NI Holdings Inc (NASDAQ:NODK) delivered a less impressive 1.73% ROE over the past year, compared to the 9.02% return generated by its industry. Though NODK’s recent performance is underwhelming, it is useful to understand what ROE is made up of and how it should be interpreted. Knowing these components can change your views on NODK’s below-average returns. I will take you through how metrics such as financial leverage impact ROE which may affect the overall sustainability of NODK’s returns. View our latest analysis for NI Holdings
What you must know about ROE
Firstly, Return on Equity, or ROE, is simply the percentage of last years’ earning against the book value of shareholders’ equity. For example, if the company invests $1 in the form of equity, it will generate $0.02 in earnings from this. While a higher ROE is preferred in most cases, there are several other factors we should consider before drawing any conclusions.
Return on Equity = Net Profit ÷ Shareholders Equity
Returns are usually compared to costs to measure the efficiency of capital. NI Holdings’s cost of equity is 8.49%. Since NI Holdings’s return does not cover its cost, with a difference of -6.77%, this means its current use of equity is not efficient and not sustainable. Very simply, NI Holdings pays more for its capital than what it generates in return. ROE can be dissected into three distinct ratios: net profit margin, asset turnover, and financial leverage. This is called the Dupont Formula:
ROE = profit margin × asset turnover × financial leverage
ROE = (annual net profit ÷ sales) × (sales ÷ assets) × (assets ÷ shareholders’ equity)

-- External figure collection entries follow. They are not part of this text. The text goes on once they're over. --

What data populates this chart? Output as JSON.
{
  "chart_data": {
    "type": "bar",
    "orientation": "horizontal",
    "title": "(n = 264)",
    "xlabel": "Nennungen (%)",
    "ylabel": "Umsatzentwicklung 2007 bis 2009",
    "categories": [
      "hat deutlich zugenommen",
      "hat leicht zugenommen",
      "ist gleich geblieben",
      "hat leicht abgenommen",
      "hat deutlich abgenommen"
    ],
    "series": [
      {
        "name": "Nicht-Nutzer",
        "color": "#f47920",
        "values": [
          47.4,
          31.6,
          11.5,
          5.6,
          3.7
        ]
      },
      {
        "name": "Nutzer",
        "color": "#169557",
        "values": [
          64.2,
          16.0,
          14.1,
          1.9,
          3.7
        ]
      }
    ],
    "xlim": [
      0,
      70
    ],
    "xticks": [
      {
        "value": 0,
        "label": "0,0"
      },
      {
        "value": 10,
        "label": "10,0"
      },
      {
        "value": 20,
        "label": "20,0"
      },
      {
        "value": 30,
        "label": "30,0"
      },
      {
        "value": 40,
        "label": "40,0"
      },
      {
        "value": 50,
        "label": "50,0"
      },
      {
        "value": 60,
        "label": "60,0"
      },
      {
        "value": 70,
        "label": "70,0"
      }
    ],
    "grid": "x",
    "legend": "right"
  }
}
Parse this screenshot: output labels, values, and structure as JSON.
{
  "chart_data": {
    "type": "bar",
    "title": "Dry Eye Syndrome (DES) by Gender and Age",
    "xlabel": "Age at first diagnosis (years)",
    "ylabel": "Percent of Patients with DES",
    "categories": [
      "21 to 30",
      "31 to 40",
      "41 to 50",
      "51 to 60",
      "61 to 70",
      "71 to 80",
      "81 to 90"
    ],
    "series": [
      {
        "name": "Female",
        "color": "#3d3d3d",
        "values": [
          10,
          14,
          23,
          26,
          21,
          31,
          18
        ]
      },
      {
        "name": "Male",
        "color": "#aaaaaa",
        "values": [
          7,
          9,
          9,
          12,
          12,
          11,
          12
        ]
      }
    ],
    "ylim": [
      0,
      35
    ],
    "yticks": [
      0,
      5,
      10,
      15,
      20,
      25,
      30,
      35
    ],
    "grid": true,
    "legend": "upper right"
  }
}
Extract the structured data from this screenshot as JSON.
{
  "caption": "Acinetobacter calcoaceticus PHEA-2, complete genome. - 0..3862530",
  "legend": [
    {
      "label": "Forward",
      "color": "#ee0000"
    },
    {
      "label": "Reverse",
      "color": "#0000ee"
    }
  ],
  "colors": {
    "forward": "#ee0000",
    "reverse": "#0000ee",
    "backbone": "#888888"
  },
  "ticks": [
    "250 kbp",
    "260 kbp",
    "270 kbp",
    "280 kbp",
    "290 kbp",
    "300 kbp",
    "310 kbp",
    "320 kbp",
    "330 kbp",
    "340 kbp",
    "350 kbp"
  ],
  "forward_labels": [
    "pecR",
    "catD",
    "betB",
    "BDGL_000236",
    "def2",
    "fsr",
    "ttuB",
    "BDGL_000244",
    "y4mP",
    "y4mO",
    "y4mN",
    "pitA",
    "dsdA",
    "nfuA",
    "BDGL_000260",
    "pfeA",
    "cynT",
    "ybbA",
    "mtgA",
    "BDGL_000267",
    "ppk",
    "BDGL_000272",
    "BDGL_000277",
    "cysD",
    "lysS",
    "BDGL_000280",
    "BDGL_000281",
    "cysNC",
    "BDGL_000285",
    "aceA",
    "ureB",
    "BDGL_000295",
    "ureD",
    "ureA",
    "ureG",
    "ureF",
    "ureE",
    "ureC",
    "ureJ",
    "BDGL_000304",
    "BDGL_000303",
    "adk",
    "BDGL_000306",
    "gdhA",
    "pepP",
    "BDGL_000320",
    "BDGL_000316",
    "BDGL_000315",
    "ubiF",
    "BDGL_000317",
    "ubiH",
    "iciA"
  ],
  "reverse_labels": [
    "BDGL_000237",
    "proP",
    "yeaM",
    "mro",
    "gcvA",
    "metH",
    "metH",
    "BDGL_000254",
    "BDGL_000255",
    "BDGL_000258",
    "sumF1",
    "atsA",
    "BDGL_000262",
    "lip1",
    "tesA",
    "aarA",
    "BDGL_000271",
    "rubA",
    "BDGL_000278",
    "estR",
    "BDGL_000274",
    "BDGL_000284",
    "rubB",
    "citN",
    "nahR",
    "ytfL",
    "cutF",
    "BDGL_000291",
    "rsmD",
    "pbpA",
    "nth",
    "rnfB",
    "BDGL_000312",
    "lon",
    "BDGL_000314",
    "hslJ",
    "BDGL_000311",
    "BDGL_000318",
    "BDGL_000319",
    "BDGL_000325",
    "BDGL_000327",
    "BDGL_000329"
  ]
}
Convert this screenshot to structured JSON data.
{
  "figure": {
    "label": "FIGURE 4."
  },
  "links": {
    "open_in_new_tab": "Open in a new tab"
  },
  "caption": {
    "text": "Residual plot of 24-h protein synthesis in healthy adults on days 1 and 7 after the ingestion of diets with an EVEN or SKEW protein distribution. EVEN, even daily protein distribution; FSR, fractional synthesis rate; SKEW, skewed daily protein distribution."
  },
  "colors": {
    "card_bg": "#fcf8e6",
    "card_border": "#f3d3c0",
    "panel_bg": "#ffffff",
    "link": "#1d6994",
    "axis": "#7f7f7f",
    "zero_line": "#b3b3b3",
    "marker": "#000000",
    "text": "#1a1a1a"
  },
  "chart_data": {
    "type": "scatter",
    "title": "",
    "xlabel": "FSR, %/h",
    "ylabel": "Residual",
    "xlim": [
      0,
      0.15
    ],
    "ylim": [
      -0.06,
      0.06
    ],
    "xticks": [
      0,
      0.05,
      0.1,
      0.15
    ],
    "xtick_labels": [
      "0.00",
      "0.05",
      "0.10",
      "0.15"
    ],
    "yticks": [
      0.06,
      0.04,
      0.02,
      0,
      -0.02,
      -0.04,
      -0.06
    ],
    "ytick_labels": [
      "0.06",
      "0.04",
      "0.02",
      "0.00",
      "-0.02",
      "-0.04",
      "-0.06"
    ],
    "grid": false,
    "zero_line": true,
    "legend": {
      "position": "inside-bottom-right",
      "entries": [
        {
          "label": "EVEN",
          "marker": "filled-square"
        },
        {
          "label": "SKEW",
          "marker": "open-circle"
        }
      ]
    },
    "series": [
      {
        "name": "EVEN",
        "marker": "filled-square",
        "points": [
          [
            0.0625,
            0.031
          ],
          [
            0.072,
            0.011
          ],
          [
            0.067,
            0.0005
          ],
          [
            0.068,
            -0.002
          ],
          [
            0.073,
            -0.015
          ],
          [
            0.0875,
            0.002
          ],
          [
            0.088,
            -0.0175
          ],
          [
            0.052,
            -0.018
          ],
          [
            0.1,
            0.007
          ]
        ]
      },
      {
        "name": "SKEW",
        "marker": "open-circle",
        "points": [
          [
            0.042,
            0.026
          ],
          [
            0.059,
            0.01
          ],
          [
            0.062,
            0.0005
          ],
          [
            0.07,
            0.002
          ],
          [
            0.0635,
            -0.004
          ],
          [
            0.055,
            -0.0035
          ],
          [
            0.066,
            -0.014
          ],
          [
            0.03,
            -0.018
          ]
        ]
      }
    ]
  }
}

ROE = annual net profit ÷ shareholders’ equity
Basically, profit margin measures how much of revenue trickles down into earnings which illustrates how efficient the business is with its cost management. Asset turnover shows how much revenue NI Holdings can generate with its current asset base. The most interesting ratio, and reflective of sustainability of its ROE, is financial leverage. Since ROE can be inflated by excessive debt, we need to examine NI Holdings’s debt-to-equity level. Currently, NI Holdings has no debt which means its returns are driven purely by equity capital. This could explain why NI Holdings’s’ ROE is lower than its industry peers, most of which may have some degree of debt in its business.
What this means for you:
Are you a shareholder? NODK’s ROE is underwhelming relative to the industry average, and its returns were also not strong enough to cover its own cost of equity. However, investors shouldn’t despair since ROE is not inflated by excessive debt, which means NODK still has room to improve shareholder returns by raising debt to fund new investments. If you’re looking for new ideas for high-returning stocks, you should take a look at our free platform to see the list of stocks with Return on Equity over 20%.
Are you a potential investor? If you are considering investing in NODK, basing your decision on ROE alone is certainly not sufficient. I recommend you do additional fundamental analysis by looking through our most recent infographic report on NI Holdings to help you make a more informed investment decision.
To help readers see pass the short term volatility of the financial market, we aim to bring you a long-term focused research analysis purely driven by fundamental data. Note that our analysis does not factor in the latest price sensitive company announcements.
The author is an independent contributor and at the time of publication had no position in the stocks mentioned.